Sur cette question du théâtre, les scrupules du duc de Bourgogne étaient d’accord avec ceux de Mme de Maintenon, qui s’en préoccupait au point de vue du salut du Roi. Elle-même raconte qu’elle s’en ouvrit un jour à « M. le duc de Bourgogne, qui est un saint. — Mais vous, Monseigneur, lui dit-elle, que ferez-vous quand vous serez le maître ? Défendrez-vous les opéras, les comédies et les autres spectacles ? Bien des gens prétendent que s’il n’y en avoit point, il y auroit encore de plus grands désordres. — Je pèserois mûrement le pour et le contre, répondit-il ; j’examinerois tous les inconvéniens qu’il peut y avoir de part et d’autre, et je m’en tiendrois au parti qui en auroit le moins [3]. » Ce parti eût été sans doute, suivant Proyart, « celui de laisser subsister le théâtre en le réformant sur le modèle des pièces composées pour Saint-Cyr [4]. » Pour ce qui était de la musique, le duc de Bourgogne avoit trouvé cependant un autre moyen de concilier ses scrupules et ses goûts. C’est Madame qui nous l’apprend : « Il fait, écrivait-elle, des chants religieux sur les airs des plus beaux opéras afin de pouvoir les chanter. » Mais pour le théâtre et les comédiens, il était, de notoriété publique, fort mal disposé.
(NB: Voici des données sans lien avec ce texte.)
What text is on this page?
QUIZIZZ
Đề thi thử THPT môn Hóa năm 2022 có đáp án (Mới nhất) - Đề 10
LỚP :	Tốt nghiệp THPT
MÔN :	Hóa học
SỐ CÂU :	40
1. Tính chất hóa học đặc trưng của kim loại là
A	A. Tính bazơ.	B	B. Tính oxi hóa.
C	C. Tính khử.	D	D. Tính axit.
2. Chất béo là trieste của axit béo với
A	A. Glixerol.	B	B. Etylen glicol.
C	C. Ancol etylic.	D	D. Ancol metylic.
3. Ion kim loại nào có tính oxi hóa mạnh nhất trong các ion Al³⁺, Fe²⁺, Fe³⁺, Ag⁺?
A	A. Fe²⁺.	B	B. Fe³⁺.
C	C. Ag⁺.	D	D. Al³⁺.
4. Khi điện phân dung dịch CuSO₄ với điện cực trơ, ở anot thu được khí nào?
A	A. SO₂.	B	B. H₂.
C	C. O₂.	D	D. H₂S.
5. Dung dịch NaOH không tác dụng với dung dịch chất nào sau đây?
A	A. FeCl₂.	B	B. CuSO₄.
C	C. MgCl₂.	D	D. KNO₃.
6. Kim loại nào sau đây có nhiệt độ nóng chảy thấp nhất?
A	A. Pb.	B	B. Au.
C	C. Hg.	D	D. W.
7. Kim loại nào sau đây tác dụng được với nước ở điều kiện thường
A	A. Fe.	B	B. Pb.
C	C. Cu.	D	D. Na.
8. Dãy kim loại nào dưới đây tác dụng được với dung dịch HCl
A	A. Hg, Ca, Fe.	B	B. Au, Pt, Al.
Dans une circonstance où ils étaient menacés de disgrâce, il leur refusa assez durement sa protection. Quelques années plus tard, après la mort de Monseigneur, quand ils voulurent venir

  1. Dangeau, t. IX, p. 302.
  2. Les archives de la famille de Gramont contiennent un assez grand nombre de lettres du comte de Toulouse au duc de Gramont, avec qui il était très lié. Il l’appelle toujours Fanfan. Nous devons à une aimable communication d’avoir pu prendre connaissance de celle dont nous tirons cet extrait.
  3. Mme de Maintenon, Lettres historiques et édifiantes, t. II, p. 367.
  4. Proyart, t. II, p. 178.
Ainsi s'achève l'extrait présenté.